Estanislaw Zubik

 

“Me matem, mas não me peçam para destruir o símbolo de minha Nação”

 

Por Anaí Zubik Camargo de Souza

Jornalista, mestre em comunicação e escritora.
Neta de descendentes poloneses.

 

              Naquela manhã soprou um forte vento que levou tudo pelos ares. Cadeiras, folhas secas, até a vassoura que tinha ficado na rua. Tudo estava fora de lugar.
              A família Zubik acordava e Estanislaw já estava na porta meditando sobre o tempo. Olhou para longe, espremendo os olhos e comentou com a esposa Izolina:
              “Mulher vai acontecer alguma coisa por aqui hoje. Não sei o quê, mas vai”.
              E Izolina chamou o marido e as crianças para o café. Na mesa humilde tinha leite, café passado e pão feito em casa, no dia anterior. Ainda estavam a mesa quando alguém bateu na porta. Uma batida forte e nervosa. Estanislaw arredou a cadeira e Izolina segurou sua mão. Cruzaram um rápido, mas profundo olhar, e ele acenou a cabeça positivamente para ela.
              A abrir a porta viu o amigo Josef que mal conseguia falar:
              “A Sociedade, a Sociedade...” tentava dizer Josef.
              “Calma homem, entre e tome uma água”, convidou Estanislaw.
              “Não há tempo, você tem que evitar a destruição da nossa Sociedade Progresso”.
              Estanislaw calçou suas botas, pegou o casaco de inverno e saiu recomendando à família que ficasse em casa. Era o ano de 1941, na Vila de Dom Feliciano/RS e a II Guerra Mundial chegava ao Brasil através de proibições e perseguições aos estrangeiros e minorias sociais.
              Nada de música, nada de falar em outro idioma, a não ser o português, nada de danças, folclores, culturas, livros de autores de fora... A ordem era calar e obedecer.
              Ao chegar à praça, na qual se localizava a Sociedade polonesa Progresso, Estanislaw e Josef encontraram-se com outros amigos e mais à frente, com o professor Lorenz, o médico, o escrivão, e a polícia.

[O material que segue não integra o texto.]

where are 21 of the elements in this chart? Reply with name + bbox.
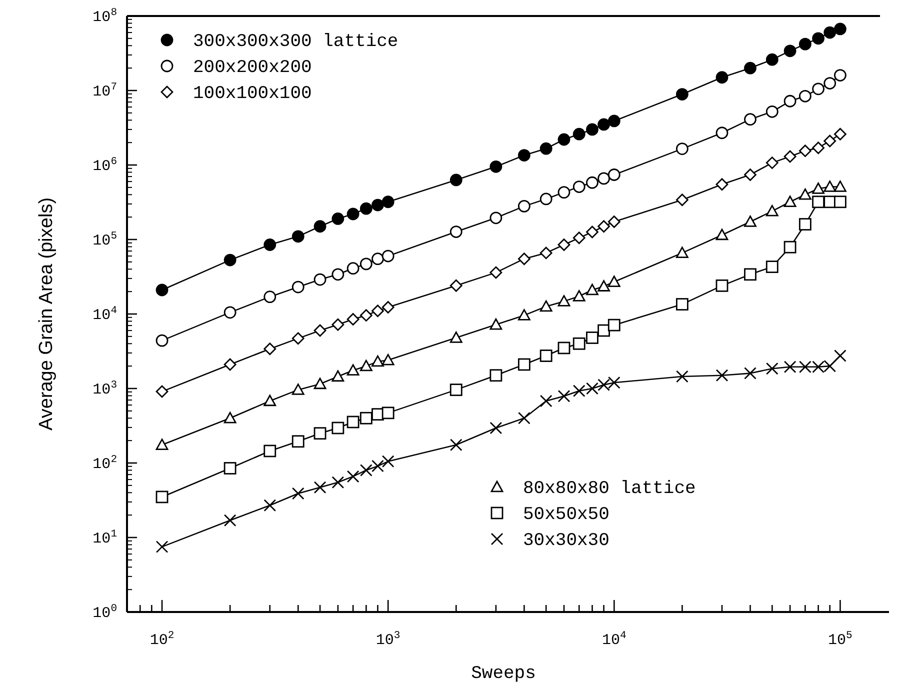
x-tick-label: 10$^{2}$ (150, 630, 174, 649)
y-tick-label: 10$^{4}$ (92, 305, 117, 324)
x-tick-label: 10$^{3}$ (376, 630, 400, 649)
y-tick-label: 10$^{8}$ (92, 7, 117, 26)
legend-label: 50x50x50 (523, 505, 610, 525)
legend-label: 100x100x100 (193, 84, 312, 104)
legend-label: 300x300x300 lattice (193, 32, 398, 52)
x-axis-title: Sweeps (471, 664, 536, 684)
x-tick-label: 10$^{4}$ (602, 630, 626, 649)
legend-label: 80x80x80 lattice (523, 479, 696, 499)
y-axis-title: Average Grain Area (pixels) (36, 197, 57, 431)
y-tick-label: 10$^{2}$ (92, 454, 117, 473)
y-tick-label: 10$^{5}$ (92, 230, 117, 250)
y-tick-label: 10$^{3}$ (92, 380, 117, 398)
y-tick-label: 10$^{0}$ (92, 603, 117, 622)
y-tick-label: 10$^{6}$ (92, 156, 117, 175)
y-tick-label: 10$^{1}$ (92, 528, 117, 548)
legend-label: 200x200x200 (193, 58, 312, 78)
y-tick-label: 10$^{7}$ (92, 82, 117, 100)
legend-label: 30x30x30 (523, 531, 610, 551)
x-tick-label: 10$^{5}$ (828, 630, 852, 649)
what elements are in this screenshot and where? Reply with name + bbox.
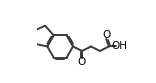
Text: O: O [78,57,86,67]
Text: O: O [102,30,110,40]
Text: OH: OH [112,42,128,51]
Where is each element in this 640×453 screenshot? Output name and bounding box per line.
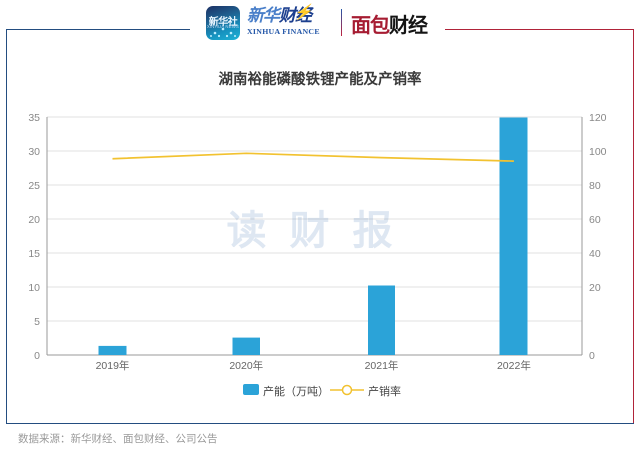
svg-text:35: 35 (28, 112, 40, 124)
svg-text:20: 20 (589, 282, 601, 294)
svg-text:40: 40 (589, 248, 601, 260)
svg-text:120: 120 (589, 112, 607, 124)
svg-text:10: 10 (28, 282, 40, 294)
svg-text:读财报: 读财报 (227, 209, 416, 253)
svg-text:60: 60 (589, 214, 601, 226)
svg-text:30: 30 (28, 146, 40, 158)
svg-text:2020年: 2020年 (229, 359, 263, 372)
svg-text:0: 0 (589, 350, 595, 362)
svg-text:0: 0 (34, 350, 40, 362)
svg-text:2021年: 2021年 (365, 359, 399, 372)
svg-text:15: 15 (28, 248, 40, 260)
svg-text:100: 100 (589, 146, 607, 158)
svg-text:80: 80 (589, 180, 601, 192)
svg-text:2022年: 2022年 (497, 359, 531, 372)
svg-text:5: 5 (34, 316, 40, 328)
svg-text:25: 25 (28, 180, 40, 192)
svg-text:20: 20 (28, 214, 40, 226)
svg-text:2019年: 2019年 (96, 359, 130, 372)
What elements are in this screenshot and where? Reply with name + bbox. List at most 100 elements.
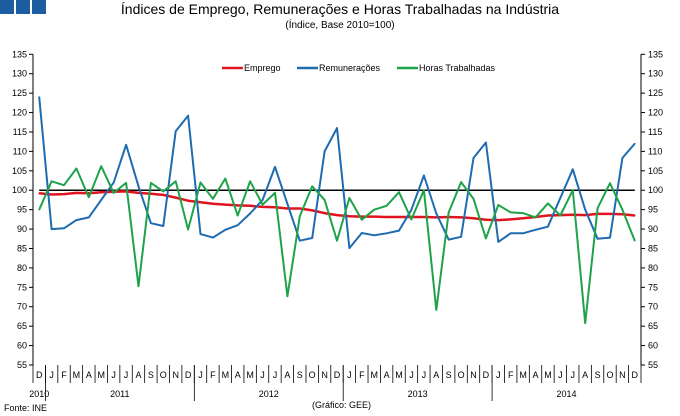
x-tick-label: M (395, 370, 403, 380)
x-tick-label: S (148, 370, 154, 380)
x-tick-label: S (297, 370, 303, 380)
y-tick-label-right: 110 (648, 146, 662, 156)
x-tick-label: M (73, 370, 81, 380)
data-point (162, 190, 165, 193)
data-point (323, 150, 326, 153)
data-point (633, 214, 636, 217)
x-tick-label: J (111, 370, 116, 380)
data-point (373, 215, 376, 218)
y-tick-label-right: 130 (648, 69, 663, 79)
data-point (112, 181, 115, 184)
data-point (150, 182, 152, 184)
data-point (63, 184, 65, 186)
data-point (609, 213, 611, 215)
x-tick-label: A (235, 370, 241, 380)
y-tick-label-right: 80 (648, 263, 658, 273)
x-tick-label: A (135, 370, 141, 380)
x-tick-label: J (260, 370, 265, 380)
x-tick-label: D (334, 370, 341, 380)
data-point (559, 197, 562, 199)
data-point (199, 201, 202, 204)
data-point (485, 141, 487, 144)
y-tick-label-right: 105 (648, 166, 663, 176)
data-point (348, 215, 351, 218)
y-tick-label-left: 135 (12, 49, 27, 59)
data-point (596, 237, 599, 240)
x-tick-label: F (508, 370, 514, 380)
x-tick-label: J (49, 370, 54, 380)
year-label: 2013 (408, 389, 428, 399)
data-point (571, 213, 574, 216)
x-tick-label: J (124, 370, 129, 380)
data-point (88, 216, 90, 219)
data-point (63, 227, 65, 230)
x-tick-label: A (86, 370, 92, 380)
year-label: 2011 (110, 389, 129, 399)
data-point (398, 191, 400, 193)
data-point (199, 233, 202, 235)
y-tick-label-right: 135 (648, 49, 663, 59)
data-point (236, 204, 239, 207)
data-point (174, 130, 177, 132)
data-point (199, 181, 202, 184)
data-point (472, 217, 475, 219)
data-point (261, 203, 264, 206)
data-point (385, 232, 388, 235)
data-point (509, 211, 512, 214)
x-tick-label: F (359, 370, 365, 380)
x-tick-label: O (309, 370, 316, 380)
data-point (75, 167, 78, 170)
x-tick-label: J (422, 370, 427, 380)
data-point (423, 216, 425, 218)
data-point (38, 96, 41, 98)
x-tick-label: A (284, 370, 290, 380)
data-point (460, 236, 462, 238)
y-tick-label-right: 65 (648, 321, 658, 331)
logo (0, 0, 46, 14)
y-tick-label-right: 75 (648, 282, 658, 292)
data-point (50, 228, 53, 230)
series-remunera-es (38, 96, 636, 250)
data-point (385, 204, 388, 207)
data-point (460, 181, 462, 183)
legend-item: Remunerações (297, 63, 381, 73)
legend-label: Horas Trabalhadas (419, 63, 496, 73)
data-point (38, 192, 41, 195)
data-point (621, 157, 624, 159)
y-tick-label-right: 60 (648, 341, 658, 351)
data-point (497, 241, 500, 243)
chart-subtitle: (Índice, Base 2010=100) (285, 18, 394, 31)
data-point (274, 166, 276, 168)
data-point (286, 203, 289, 205)
y-tick-label-left: 110 (13, 146, 27, 156)
legend-item: Horas Trabalhadas (397, 63, 496, 73)
data-point (373, 208, 376, 211)
y-tick-label-left: 115 (13, 127, 27, 137)
data-point (584, 208, 586, 211)
data-point (497, 204, 500, 206)
data-point (261, 199, 264, 201)
data-point (609, 236, 611, 239)
data-point (137, 192, 140, 194)
data-point (187, 199, 189, 202)
data-point (274, 206, 276, 209)
y-tick-label-right: 55 (648, 360, 658, 370)
data-point (112, 192, 115, 194)
data-point (398, 216, 400, 218)
x-tick-label: N (619, 370, 626, 380)
data-point (224, 229, 227, 231)
data-point (509, 232, 512, 235)
x-tick-label: O (458, 370, 465, 380)
year-label: 2010 (29, 389, 49, 399)
data-point (435, 216, 438, 219)
x-tick-label: O (606, 370, 613, 380)
data-point (596, 207, 599, 209)
data-point (435, 212, 438, 215)
data-point (298, 215, 301, 218)
data-point (63, 193, 65, 195)
y-tick-label-left: 60 (17, 341, 27, 351)
x-tick-label: F (210, 370, 216, 380)
x-tick-label: A (384, 370, 390, 380)
y-tick-label-left: 120 (12, 108, 27, 118)
y-tick-label-right: 85 (648, 243, 658, 253)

Um policial se dirigiu a Estanislaw e ordenou que retirasse do local toda e qualquer coisa que fizesse menção à nação polonesa.
              Estanislaw Zubik, nascido em Cracóvia, em 1903, saiu de seu país em busca de melhores condições para receber sua família (pai, mãe e irmãos) que tentariam fugir da guerra antes que ela estourasse definitivamente. Contudo, tomou o navio errado e ao invés de ir para a América do Norte foi para a do Sul. Antes, chegou a servir por sua pátria e contava histórias aos filhos sobre esses tempos.
              Agora estava em uma situação difícil e resolveu por obedecer à ordem, já que o temor era geral, e ele tinha mulher, filhos. Não era nenhum irresponsável. Começou por retirar alguns cartazes que convidavam a comunidade local para almoços e cursos de dança, os quais organizava. Depois os letreiros da Sociedade e por fim, teria que retirar a Águia, símbolo maior da Polônia. Porém, o Brasão Nacional Polonês estava entalhado na madeira e seria muito difícil removê-lo, então os policiais mandaram estilhaçá-lo com uma foice ou o que tivessem a mão.
              Todos se olhavam e não conseguiam dar um passo sequer para ajudá-lo, apesar das contundentes ordens policias. Estanislaw secou o suor do rosto misturado às lágrimas e declarou: “Me matem, mas não me peçam para destruir o símbolo de minha nação”.
              Estanislaw jogou o machado no chão e quando olhou para cima todos os poloneses na praça choravam e começaram a cantar o Hino da Polônia.
              O Brasão não foi retirado e todos viveram anos de medo e tensão, mas jamais com a culpa de macular um símbolo da Pátria distante, onde muitos deixaram parentes, amigos, pais e mães que nunca mais tiveram notícias.